Church of Jesus Christ of Latter-day Saints (Mormon). Here, tea is not forbidden, but for many practicing Mormons, caffeine is. Some Mormons drink no tea or coffee, as hot drinks are believed to be bad for the body. The Latter-day Saints church has no official stance on whether its followers should or should not drink tea, caffeinated or not.
Judaism. The only rule on tea drinking within the Jewish faith is that it be prepared kosher. Tea and coffee are both naturally kosher, but certain flavors, creams and syrups may not be. Furthermore, the process of making decaffeinated coffee usually includes the use of ethyl acetate, of which ethanol is a component. Ethanol comes from grain, which is forbidden during Passover.
Seventh-Day Adventist.

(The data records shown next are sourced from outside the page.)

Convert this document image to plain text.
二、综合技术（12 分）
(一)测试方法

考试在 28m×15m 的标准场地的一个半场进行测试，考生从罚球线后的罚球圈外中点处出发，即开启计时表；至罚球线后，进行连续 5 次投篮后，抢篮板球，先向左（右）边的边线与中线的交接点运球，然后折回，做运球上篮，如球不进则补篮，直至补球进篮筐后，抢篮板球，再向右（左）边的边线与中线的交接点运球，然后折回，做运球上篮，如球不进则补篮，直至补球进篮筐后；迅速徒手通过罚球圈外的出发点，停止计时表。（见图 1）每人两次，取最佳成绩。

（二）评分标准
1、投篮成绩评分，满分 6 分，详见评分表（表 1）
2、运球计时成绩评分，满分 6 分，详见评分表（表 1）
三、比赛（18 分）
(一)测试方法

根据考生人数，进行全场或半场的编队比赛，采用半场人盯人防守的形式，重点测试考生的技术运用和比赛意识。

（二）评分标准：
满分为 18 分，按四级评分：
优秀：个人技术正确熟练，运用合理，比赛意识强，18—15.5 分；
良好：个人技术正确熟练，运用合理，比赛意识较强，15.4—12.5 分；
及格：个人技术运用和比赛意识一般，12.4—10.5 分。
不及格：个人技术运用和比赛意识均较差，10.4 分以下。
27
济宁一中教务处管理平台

As with the Mormon faith, Seventh-Day Adventists believe that the body should not be exposed to alcohol or stimulants. Once officially prohibited, the practice of drinking caffeinated beverages is now only strongly discouraged.
Rastafarianism. In the Rastafarian faith, followers adhere to a strict diet, which prohibits coffee, tea, alcohol, salt, tobacco, meat and processed foods. Rastafarians generally eat grains and vegetables.
Christianity. The umbrella term for several religions based on the belief that Jesus Christ is the son of God has no formal restrictions on drinking tea and contains no tea rituals to speak of.
Wicca. Wiccan tea is any tea used by followers of the Wiccan belief in cleansing and blessing rituals. Wiccan tea is not a specific type of tea; it can be made from a variety of herbs, such as star anise, St. John’s Wort, calamus root, catnip, hops and various flowers.
International Society of Krishna Consciousness (Hare Krishna). Those associated with the mantra Hare Krishna believe in complete sobriety, meaning no drugs, no liquor, no coffee, no tea and no cigarettes. The society adheres to the belief that material substances that alter the body are useless for spiritual realization.